Любопытно, на сколько ей этого хватит?
— Это-с я сам передам-с, — Аскольд растопырил освободившуюся пятерню, чтобы цапнуть купюру, но я оказалась проворнее, хотя у меня на локте болтались баранки, а в руке была зажата бутылка.
— Мне нетрудно, и ни к чему тебе ходить ночью во Вдовий флигель.
— То господин-с Алмазов купить просили-с, — Аскольд уже держал купюру за один край, а я не торопилась выпускать свой. — Масло-с пихтовое для растиру да ламп-с.
Я отпустила купюру. Аскольд с поклоном сунул мне вторую бутылку вина, и я, проклиная все на свете и в то же время недоумевая, важно ли то, что я услышала, или нет, пошла обратно в свой флигель.
Миловидова не запирала двери. Так делала только я — и то старалась себя осекать, что это вызовет вопросы, в первую очередь у горничной. Так что я приоткрыла дверь ногой и поставила бутылки у порога спальни. Миловидова не проснулась.
Точно так же я поступила с баранками — повесила их на ручку двери комнаты мадам, ради чего пришлось пройти в самый конец флигеля. Здесь, когда дул ветер, в окно стучала здоровая ветка, похожая на чудовище, а сейчас она тихо скреблась, и от этого было еще более жутко.
Следующий день ослепил меня ярким солнечным светом.

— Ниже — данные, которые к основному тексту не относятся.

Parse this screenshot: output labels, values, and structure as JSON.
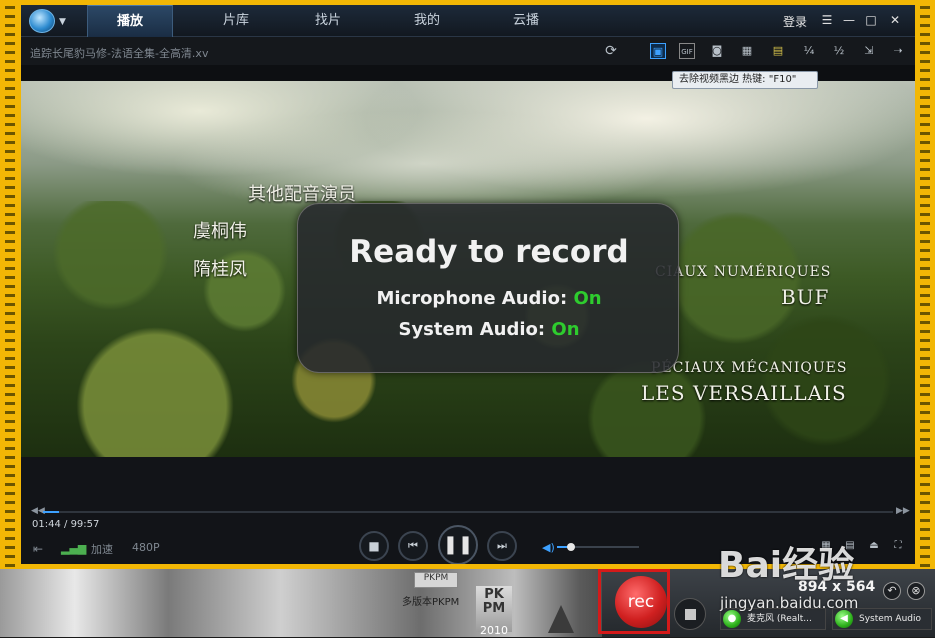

Я уже и не верила, что здесь такое бывает — легкий морозец, пушистый снег, выпавший под утро, свежий воздух и полный штиль. Я бегала как девчонка, уворачиваясь от летящих в меня снежков, хохотала, отряхивала от снега юбку и косу и чувствовала себя невероятно легко и счастливо.
Потом одна за другой, но как-то очень быстро, в саду появились младшие девочки. Они столпились, глазели на нас и не решались присоединиться, а мои малышки прекращали играть и смотрели на них. Я тоже остановилась, и мое загнанное беготней сердце пропустило удар, когда я увидела одетую в поеденную молью шубу Ягу.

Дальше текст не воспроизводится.